FIRPTA is a tax law passed in 1981 that requires foreign persons to pay U.S. income tax on the gains they make from selling U.S. real estate. The responsibility is on the U.S. national buyer (not the settlement agent) to deduct and withhold a portion of the amount realized (generally the sales price) and report the sale to the Internal Revenue Service (IRS). Buyers can withhold less than the statutory amount if they obtain a determination of the specific amount of tax owed by the foreign national using IRS Form 8288-B. In most cases, the settlement agent is the party that actually remits the funds to the IRS, but the buyer is held legally responsible. Additionally, until the tax is paid in full, the government obtains a security interest in the real property.
Prior to February 16, 2016, the withholding amount was 10% if the sales price was $300,000 or more. The 10% rate will still apply for those transactions in which the property is to be used by the buyer as a residence, provided the amount realized does not exceed $1 million, and the existing $300,000 “exemption” remains unaffected. But what does it mean to be used by the buyer as a residence?

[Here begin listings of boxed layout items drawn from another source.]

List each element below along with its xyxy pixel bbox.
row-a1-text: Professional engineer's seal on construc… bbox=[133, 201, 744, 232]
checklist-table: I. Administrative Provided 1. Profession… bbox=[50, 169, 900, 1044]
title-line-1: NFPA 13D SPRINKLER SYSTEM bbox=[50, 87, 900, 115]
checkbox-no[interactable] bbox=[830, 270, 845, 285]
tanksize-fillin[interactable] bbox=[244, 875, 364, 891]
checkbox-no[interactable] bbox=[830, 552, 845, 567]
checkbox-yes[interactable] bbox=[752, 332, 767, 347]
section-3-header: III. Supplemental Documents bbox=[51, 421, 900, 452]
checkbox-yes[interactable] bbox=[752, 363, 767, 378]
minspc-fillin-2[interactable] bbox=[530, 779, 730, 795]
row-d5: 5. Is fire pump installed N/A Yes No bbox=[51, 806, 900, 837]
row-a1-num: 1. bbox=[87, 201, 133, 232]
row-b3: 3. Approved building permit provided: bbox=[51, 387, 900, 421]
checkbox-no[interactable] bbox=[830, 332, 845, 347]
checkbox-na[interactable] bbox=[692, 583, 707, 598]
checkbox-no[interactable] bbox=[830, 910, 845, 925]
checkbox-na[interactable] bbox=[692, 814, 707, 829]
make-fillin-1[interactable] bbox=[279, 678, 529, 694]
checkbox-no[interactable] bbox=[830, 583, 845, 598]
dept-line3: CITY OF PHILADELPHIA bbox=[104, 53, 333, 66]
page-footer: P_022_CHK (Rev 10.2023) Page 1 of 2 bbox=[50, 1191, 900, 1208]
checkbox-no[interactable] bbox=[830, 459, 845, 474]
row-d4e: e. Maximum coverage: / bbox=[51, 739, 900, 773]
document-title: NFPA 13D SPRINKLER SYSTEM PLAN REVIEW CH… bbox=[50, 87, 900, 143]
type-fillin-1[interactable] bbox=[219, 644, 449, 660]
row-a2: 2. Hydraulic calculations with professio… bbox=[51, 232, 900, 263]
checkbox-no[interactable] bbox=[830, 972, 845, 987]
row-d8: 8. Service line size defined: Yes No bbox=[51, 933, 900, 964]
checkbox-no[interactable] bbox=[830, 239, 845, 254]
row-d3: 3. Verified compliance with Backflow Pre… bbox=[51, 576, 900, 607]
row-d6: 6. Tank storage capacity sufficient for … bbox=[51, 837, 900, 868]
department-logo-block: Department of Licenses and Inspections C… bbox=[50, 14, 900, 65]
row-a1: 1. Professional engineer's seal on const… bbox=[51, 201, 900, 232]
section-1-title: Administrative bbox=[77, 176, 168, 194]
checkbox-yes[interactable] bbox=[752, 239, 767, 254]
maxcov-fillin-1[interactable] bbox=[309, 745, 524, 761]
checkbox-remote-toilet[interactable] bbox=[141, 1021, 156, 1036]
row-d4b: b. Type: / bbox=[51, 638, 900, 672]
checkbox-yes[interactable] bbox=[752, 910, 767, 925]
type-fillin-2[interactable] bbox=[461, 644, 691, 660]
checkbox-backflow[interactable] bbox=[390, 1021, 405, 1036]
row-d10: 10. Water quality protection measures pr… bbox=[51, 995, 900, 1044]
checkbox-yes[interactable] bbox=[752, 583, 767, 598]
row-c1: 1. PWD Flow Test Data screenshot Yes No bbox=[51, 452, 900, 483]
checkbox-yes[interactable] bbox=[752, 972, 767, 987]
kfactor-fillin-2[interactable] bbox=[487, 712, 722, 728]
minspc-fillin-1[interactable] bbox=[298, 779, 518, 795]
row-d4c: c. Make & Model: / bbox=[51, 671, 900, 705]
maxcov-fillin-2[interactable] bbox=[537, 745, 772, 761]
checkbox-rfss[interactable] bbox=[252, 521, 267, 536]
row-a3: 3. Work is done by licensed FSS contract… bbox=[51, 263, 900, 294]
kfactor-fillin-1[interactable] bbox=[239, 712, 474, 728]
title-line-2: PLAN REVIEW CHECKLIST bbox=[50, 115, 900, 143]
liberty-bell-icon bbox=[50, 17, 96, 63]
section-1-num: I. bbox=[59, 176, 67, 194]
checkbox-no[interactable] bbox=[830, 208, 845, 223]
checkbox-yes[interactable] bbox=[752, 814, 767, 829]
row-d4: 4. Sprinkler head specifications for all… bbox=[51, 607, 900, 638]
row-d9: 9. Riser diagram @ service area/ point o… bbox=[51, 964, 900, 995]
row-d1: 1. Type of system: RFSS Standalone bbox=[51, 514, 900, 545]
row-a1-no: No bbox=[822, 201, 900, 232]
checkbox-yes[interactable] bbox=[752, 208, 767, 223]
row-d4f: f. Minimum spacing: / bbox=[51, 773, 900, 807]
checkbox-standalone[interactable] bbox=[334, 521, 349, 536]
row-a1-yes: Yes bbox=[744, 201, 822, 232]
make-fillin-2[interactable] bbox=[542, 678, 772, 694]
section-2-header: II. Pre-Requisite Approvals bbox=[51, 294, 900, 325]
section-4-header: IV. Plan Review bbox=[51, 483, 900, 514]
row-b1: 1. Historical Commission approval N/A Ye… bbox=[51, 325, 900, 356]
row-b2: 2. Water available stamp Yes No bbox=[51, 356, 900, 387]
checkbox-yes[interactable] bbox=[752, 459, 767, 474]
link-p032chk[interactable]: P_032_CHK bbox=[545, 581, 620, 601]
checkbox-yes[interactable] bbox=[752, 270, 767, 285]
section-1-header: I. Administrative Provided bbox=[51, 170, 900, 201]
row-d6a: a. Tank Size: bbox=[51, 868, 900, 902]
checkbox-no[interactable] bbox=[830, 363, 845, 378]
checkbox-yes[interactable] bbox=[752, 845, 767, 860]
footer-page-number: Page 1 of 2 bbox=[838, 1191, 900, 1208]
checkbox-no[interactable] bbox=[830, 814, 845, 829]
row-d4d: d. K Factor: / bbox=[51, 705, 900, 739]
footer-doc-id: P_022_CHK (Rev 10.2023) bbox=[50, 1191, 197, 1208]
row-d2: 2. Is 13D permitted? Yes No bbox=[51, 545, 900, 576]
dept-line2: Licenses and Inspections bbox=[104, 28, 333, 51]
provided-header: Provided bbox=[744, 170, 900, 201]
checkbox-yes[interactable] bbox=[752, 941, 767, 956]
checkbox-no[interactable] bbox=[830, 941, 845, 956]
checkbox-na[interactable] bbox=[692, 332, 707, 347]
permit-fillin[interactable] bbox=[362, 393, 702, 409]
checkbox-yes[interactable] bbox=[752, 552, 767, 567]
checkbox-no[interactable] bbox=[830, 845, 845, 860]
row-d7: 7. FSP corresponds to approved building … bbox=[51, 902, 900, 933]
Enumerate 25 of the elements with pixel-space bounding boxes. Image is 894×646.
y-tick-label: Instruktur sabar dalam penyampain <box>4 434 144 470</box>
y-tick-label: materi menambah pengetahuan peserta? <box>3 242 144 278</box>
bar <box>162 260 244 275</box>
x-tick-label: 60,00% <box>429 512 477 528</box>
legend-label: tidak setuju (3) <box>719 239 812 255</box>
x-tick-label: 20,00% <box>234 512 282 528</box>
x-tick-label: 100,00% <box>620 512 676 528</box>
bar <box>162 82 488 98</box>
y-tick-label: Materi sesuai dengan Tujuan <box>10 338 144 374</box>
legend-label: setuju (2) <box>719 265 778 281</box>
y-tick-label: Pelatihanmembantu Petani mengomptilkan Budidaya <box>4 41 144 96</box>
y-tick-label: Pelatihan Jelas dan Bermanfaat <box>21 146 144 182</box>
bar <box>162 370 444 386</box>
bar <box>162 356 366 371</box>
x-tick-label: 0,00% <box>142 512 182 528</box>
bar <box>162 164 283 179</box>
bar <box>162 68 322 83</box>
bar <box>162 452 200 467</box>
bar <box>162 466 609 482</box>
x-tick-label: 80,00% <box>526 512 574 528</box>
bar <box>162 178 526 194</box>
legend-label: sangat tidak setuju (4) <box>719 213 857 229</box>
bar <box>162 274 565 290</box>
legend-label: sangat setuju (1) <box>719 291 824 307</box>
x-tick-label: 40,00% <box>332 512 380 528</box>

The instructions for filling out the IRS Form 8288 have been updated to clarify that the same factors that qualify a transaction of $300,000 or less to be exempt from withholding will be the same factors that qualify a transaction of $1,000,000 or less for the reduced withholding rate of 10%. So the definition of “used by the transferee as a residence” for purposes of the exemption if the sale is $300,000 or less should be used to determine whether the reduction of the withholding rate from 15% to 10% applies. In this context, “residence” means occupied by the buyer or a member of his family at least fifty percent of the time in which it is occupied for the first two years. It should also be noted that the buyer needs to be one or more individuals.
Here are the new guideline under the recent FIRPTA changes:
- If the amount realized is $300,000 or less, AND the property will be used by the buyer as a residence, the withholding rate is zero percent.
- If the amount realized exceeds $300,000 but does not exceed $1 million, AND the property will be used by the buyer as a residence, the withholding rate is 10% on the full amount realized.
- If the amount realized exceeds $1 million, then the withholding rate is 15% on the entire amount realized, regardless of use by the buyer.
- If the property will not be used by the buyer as a residence, then the withholding rate is 15% on the full amount realized.
- If the buyer is not an individual (one or more) then the rate is 15%.
It is recommended that settlement agents document the buyer’s intent to use the property as a residence as best they can and point out to the buyer the risks of allowing the exemption to apply to their transaction. Under the law, the buyer is the withholding agent and is responsible for withholding and remitting the proper amount to the IRS. Settlement agents should also be vigilant for situations where the foreign Seller forces the Buyer to claim residence status merely to lower the withholding rate, since the buyer could be liable for any additional withholding tax, penalty, and interest if their intent is ever challenged by the IRS.
These changes have prompted revisions to the current FR/BAR contract to change the withholding amount.